¡Se abre el ciclo de novela breve! BARTLEBY, EL ESCRIBIENTE

Pensar en Herman Melville es pensar inmediatamente en sus dos obras más reconocidas: Moby Dick y Bartleby, El Escribiente: dos obras prácticamente opuestas, la una de la otra. La extensa aventura de un capitán de navío que cruza un mundo hecho de agua tras una ballena blanca, opuesto al corto relato de un escribiente condenado a vivir en una oficina de ladrillo, cuyo nombre es sinónimo de total quietud y estabilidad. Dos historias tan diametralmente opuestas, que parece haber sido pensado adrede. Desde la premisa, el mundo que recibirá a Bartleby no es más que una máquina de relojería en la que cada una de las piezas encajaría, únicamente en ese sistema de perpetuo movimiento. Empleados, de los cuales no se conoce el nombre propio, pero se sabe cómo han logrado acoplarse a esta oficina, tan regular como un juguete de cuerda. Turkey, escribiente inglés gordo y desprolijo que justo después del medio día se vuelve un trabajador dedicado y diligente; Nippers, joven pálido y flaco apasionado por la política y con una indigestión que lo hacía pasar de un hombre competente en las mañanas a un bravucón pendenciero en las tardes; y Ginger Nut, un aprendiz, hijo de carretero que hacía la mayoría de veces de mensajero entre la oficina y los juzgados. Un sistema perfecto dentro de sus rarezas, al estilo de una obra de Samuel Beckett, encabezado por un abogado con pocas ambiciones, pero establecido en su puesto. Sin embargo, nuestro narrador no es el protagonista, sino un escribiente del cual "no hay suficiente información para una biografía satisfactoria."

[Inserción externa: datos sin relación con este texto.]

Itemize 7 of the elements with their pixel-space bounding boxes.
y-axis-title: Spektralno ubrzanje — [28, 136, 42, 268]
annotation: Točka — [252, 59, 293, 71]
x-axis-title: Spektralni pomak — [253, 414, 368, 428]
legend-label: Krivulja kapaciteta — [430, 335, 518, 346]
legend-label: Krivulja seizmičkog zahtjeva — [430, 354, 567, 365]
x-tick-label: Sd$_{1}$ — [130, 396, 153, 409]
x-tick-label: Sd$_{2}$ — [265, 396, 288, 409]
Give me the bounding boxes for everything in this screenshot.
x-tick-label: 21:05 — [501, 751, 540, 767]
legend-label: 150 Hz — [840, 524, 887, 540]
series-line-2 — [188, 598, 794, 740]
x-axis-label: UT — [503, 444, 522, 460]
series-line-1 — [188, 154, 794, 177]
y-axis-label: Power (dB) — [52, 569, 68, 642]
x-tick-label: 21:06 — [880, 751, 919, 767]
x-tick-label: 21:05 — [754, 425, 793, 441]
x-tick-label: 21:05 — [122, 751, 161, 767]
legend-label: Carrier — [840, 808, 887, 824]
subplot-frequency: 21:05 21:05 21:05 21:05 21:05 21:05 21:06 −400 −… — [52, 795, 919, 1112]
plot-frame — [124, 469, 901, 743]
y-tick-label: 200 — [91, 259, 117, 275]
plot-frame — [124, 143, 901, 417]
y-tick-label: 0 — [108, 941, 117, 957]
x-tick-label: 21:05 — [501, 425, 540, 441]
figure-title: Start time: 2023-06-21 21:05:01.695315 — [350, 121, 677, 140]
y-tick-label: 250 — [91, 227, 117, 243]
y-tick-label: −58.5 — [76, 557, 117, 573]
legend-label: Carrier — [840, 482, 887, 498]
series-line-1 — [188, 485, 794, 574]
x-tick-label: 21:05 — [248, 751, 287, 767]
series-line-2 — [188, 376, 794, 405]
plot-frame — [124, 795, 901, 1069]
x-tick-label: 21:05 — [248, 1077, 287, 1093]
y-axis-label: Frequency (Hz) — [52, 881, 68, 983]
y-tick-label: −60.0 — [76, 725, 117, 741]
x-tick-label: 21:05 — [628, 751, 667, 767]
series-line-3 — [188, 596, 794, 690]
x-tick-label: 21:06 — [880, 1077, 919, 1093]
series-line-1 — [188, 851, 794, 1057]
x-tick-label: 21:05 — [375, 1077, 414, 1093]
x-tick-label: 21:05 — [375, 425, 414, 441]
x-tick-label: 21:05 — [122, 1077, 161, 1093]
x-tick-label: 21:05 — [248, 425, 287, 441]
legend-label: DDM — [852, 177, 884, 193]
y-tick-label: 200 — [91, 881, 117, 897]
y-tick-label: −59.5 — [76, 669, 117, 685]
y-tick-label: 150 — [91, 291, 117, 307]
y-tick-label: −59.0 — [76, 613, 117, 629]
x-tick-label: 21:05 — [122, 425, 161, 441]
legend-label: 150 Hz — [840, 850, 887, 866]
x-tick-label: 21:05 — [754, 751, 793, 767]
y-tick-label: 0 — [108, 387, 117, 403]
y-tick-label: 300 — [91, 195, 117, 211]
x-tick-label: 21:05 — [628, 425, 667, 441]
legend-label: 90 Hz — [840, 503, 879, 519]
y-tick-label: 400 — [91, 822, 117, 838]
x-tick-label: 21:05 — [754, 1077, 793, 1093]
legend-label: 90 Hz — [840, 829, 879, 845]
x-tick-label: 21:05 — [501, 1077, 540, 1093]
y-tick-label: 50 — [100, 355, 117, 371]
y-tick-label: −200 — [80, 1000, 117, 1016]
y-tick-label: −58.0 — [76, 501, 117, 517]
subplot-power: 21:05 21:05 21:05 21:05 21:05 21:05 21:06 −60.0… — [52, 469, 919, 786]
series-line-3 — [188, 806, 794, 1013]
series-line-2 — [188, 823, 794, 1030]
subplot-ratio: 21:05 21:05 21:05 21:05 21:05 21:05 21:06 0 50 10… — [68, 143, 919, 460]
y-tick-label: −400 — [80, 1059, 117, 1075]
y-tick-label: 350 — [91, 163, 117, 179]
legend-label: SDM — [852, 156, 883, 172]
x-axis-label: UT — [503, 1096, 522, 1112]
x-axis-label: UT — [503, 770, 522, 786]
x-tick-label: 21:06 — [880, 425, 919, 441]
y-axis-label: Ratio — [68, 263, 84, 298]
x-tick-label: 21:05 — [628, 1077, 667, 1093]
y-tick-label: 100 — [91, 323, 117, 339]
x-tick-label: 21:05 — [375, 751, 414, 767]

Bartleby, nuestro protagonista, no es un héroe que encarne algún valor. Tampoco es un villano que se oponga al mismo, ni mucho menos es un personaje rico en defectos y virtudes. Bartleby puede estar cercano a la condición del antihéroe, pero es menos que eso. Se trata de un ser humano privado de cualquier tipo de deseo. Un vacío alrededor del cual hay observadores preguntándose qué hay en sus profundidades, únicamente habilitados para especular. Lo único que se sabe de Bartleby con toda certeza es su tendencia a negarse a todo lo que hace. Si en un principio se muestra como una máquina de copiar folios, (curiosamente se trata de un oficio desaparecido por obsoleto), luego de dejar de trabajar, abandona cualquier otro tipo de actividad, hasta anular incluso su propio instinto de supervivencia. Resulta por demás absurdo que esta nueva pieza involucrada a la maquinaria aceitada que es esta oficina sin número en Wall Street, pieza que además es innecesaria, detenga todo a partir de su quietud total. El abogado siente por Bartleby una extraña curiosidad morbosa por saber lo que hay al fondo del vacío. No es precisamente el vértigo del que habla Kundera que invita a la caída. Es el deseo de saber qué hay al fondo del abismo oscuro. Más allá de si tiene una segunda intención utilitarista, existe una genuina ambición de acceder al misterio que es la otra persona.
El abismo de Bartleby invita al lector a sentir la misma curiosidad y deja más preguntas que certezas. Preguntas acerca de lo que él sabe y nosotros desconocemos, si es que tal misterio existe. ¿Cuál es esa verdad que conoce él y que lo lleva a anular totalmente su voluntad, si es que existe? ¿Qué umbrales hay que cruzar para llegar precisamente a ese punto? ¿Es la renuncia a la voluntad, una renuncia a la vida y por ende un coqueteo con la muerte? Lo cierto es que desde su renuncia a todo, Bartleby logra hasta cierto punto, y así sea por un tiempo muy breve, poner a su alrededor a muchas personas. Se vuelve casi como el centro de un nuevo sistema que orbita a su alrededor y que está condenado a la desaparición cuando su centro termine por desaparecer.